Saturn’s rings date to 400 million years ago
Saturn’s rings are among the most spectacular formations in the solar system. They are composed of millions of ice fragments orbiting the giant planet. However, their origin and age are a mystery that has intrigued scientists for centuries. A recent study has provided new evidence about when these rings were formed and how long they will last.
When were these pieces formed and why are they still there?
The study, published in the journal Science Advances, was led by physicist Sascha Kempf of the University of Colorado at Boulder. According to Kempf, this work has resolved a question that began with James Clerk Maxwell, the Scottish scientist who in the 19th century deduced that Saturn’s rings could not be solid, but were made up of many individual pieces. The question was: when were these pieces formed and why are they still there?
Dust analysis
To answer this question, Kempf’s team relied on dust analysis. Dust is a very fine rocky material that travels through space and settles on celestial bodies, including the ice in Saturn’s rings. Kempf compares the rings to the carpet of a house: if it is clean, just wait for the dust to accumulate on it. The same is true for the rings: the more dust they have, the older they are.
NASA’s Cassini spacecraft cosmic dust analyzer
To measure the amount of dust in the rings, the team used an instrument called the Cosmic Dust Analyzer on NASA’s Cassini spacecraft. Cassini orbited Saturn from 2004 until 2017, when it crashed into its atmosphere. During those 13 years, the instrument collected only 163 dust grains that came from outside the Saturnian system. That low number indicates that the rings are very young.

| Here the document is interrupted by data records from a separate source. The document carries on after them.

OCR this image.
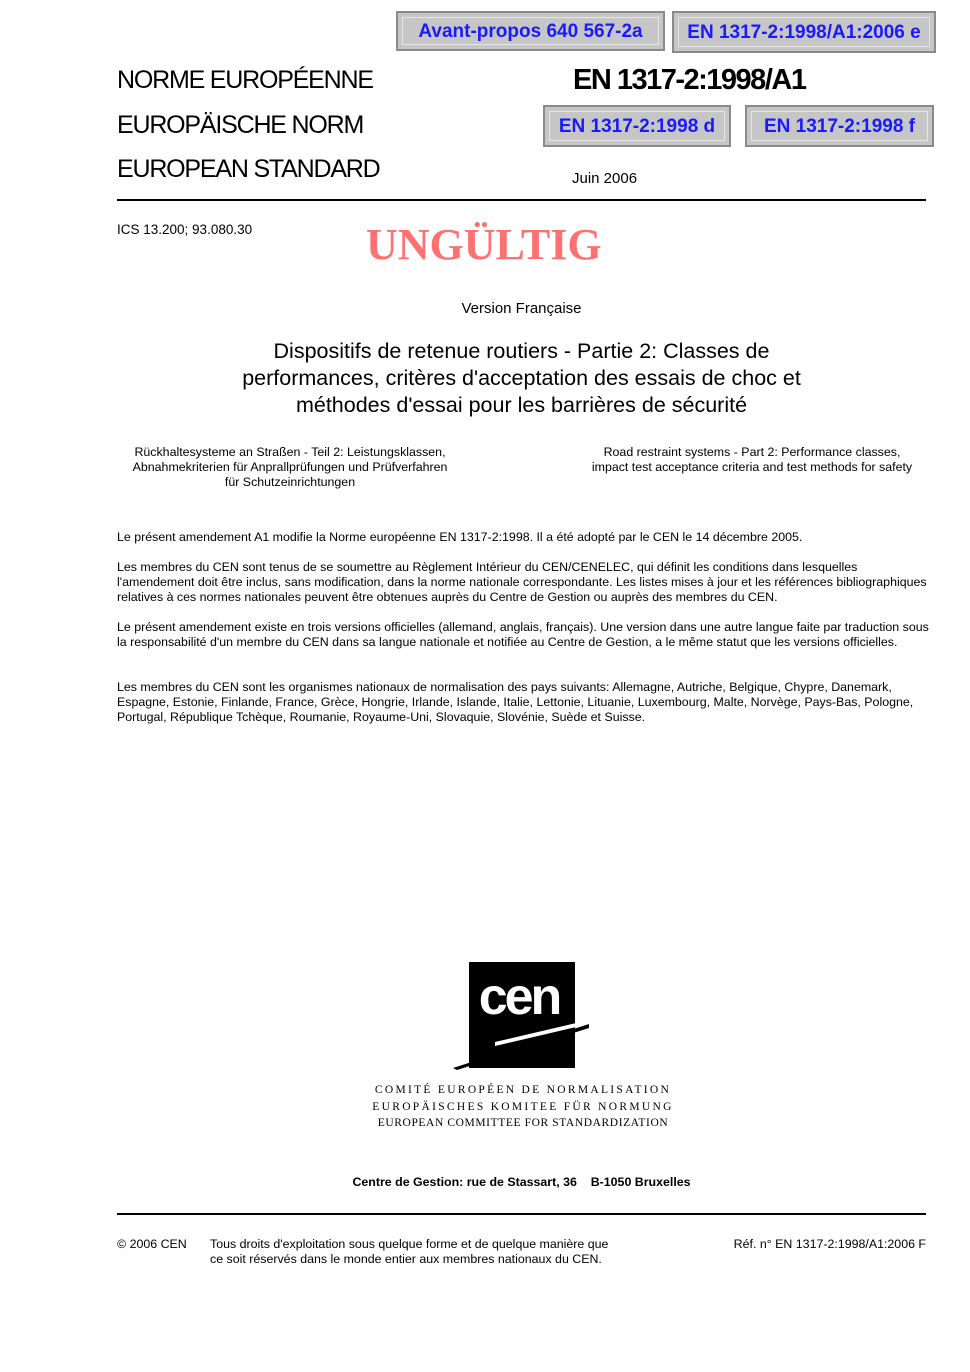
Avant-propos 640 567-2a EN 1317-2:1998/A1:2006 e
EN 1317-2:1998 d	EN 1317-2:1998 f
NORME EUROPÉENNE
EUROPÄISCHE NORM
EUROPEAN STANDARD
EN 1317-2:1998/A1
Juin 2006
ICS 13.200; 93.080.30	UNGÜLTIG
Version Française
Dispositifs de retenue routiers - Partie 2: Classes de
performances, critères d'acceptation des essais de choc et
méthodes d'essai pour les barrières de sécurité
Rückhaltesysteme an Straßen - Teil 2: Leistungsklassen,
Abnahmekriterien für Anprallprüfungen und Prüfverfahren
für Schutzeinrichtungen
Road restraint systems - Part 2: Performance classes,
impact test acceptance criteria and test methods for safety
Le présent amendement A1 modifie la Norme européenne EN 1317-2:1998. Il a été adopté par le CEN le 14 décembre 2005.
Les membres du CEN sont tenus de se soumettre au Règlement Intérieur du CEN/CENELEC, qui définit les conditions dans lesquelles l'amendement doit être inclus, sans modification, dans la norme nationale correspondante. Les listes mises à jour et les références bibliographiques relatives à ces normes nationales peuvent être obtenues auprès du Centre de Gestion ou auprès des membres du CEN.
Le présent amendement existe en trois versions officielles (allemand, anglais, français). Une version dans une autre langue faite par traduction sous la responsabilité d'un membre du CEN dans sa langue nationale et notifiée au Centre de Gestion, a le même statut que les versions officielles.
Les membres du CEN sont les organismes nationaux de normalisation des pays suivants: Allemagne, Autriche, Belgique, Chypre, Danemark, Espagne, Estonie, Finlande, France, Grèce, Hongrie, Irlande, Islande, Italie, Lettonie, Lituanie, Luxembourg, Malte, Norvège, Pays-Bas, Pologne, Portugal, République Tchèque, Roumanie, Royaume-Uni, Slovaquie, Slovénie, Suède et Suisse.
cen
COMITÉ EUROPÉEN DE NORMALISATION
EUROPÄISCHES KOMITEE FÜR NORMUNG
EUROPEAN COMMITTEE FOR STANDARDIZATION
Centre de Gestion: rue de Stassart, 36    B-1050 Bruxelles
© 2006 CEN Tous droits d'exploitation sous quelque forme et de quelque manière que
ce soit réservés dans le monde entier aux membres nationaux du CEN.
Réf. n° EN 1317-2:1998/A1:2006 F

They were formed before the planet
According to the team’s calculations, Saturn’s rings formed about 400 million years ago, long after the planet itself, which is about 4.5 billion years old. This means that they are new and ephemeral phenomena in cosmic terms, arising and disappearing in the blink of an eye. «We now know roughly how old the rings are, but that doesn’t solve any of our other problems because we still don’t know how these rings formed,» Kempf acknowledges.
400 years fascinated by Saturn’s rings
Astronomers have been fascinated by Saturn’s rings for more than 400 years. The first to observe them was Galileo Galilei in 1610, but he was unable to identify them. Today it is known that Saturn has seven main rings, called A, B, C, D, E, F and G. The largest is E, which extends almost 281,600 kilometers from the planet’s surface. The rings are made up of 98% water ice and 2% rocky matter.
Undergoing constant change
Saturn’s rings are also very dynamic and are subject to constant changes. On the one hand, they receive the impact of meteorites and other particles that alter or dirty them. On the other hand, they lose material due to the planet’s gravity, which pulls ice into its atmosphere. In a previous study, NASA scientists estimated that the ice is slowly falling off the planet and estimated that it could disappear in about 100 million years.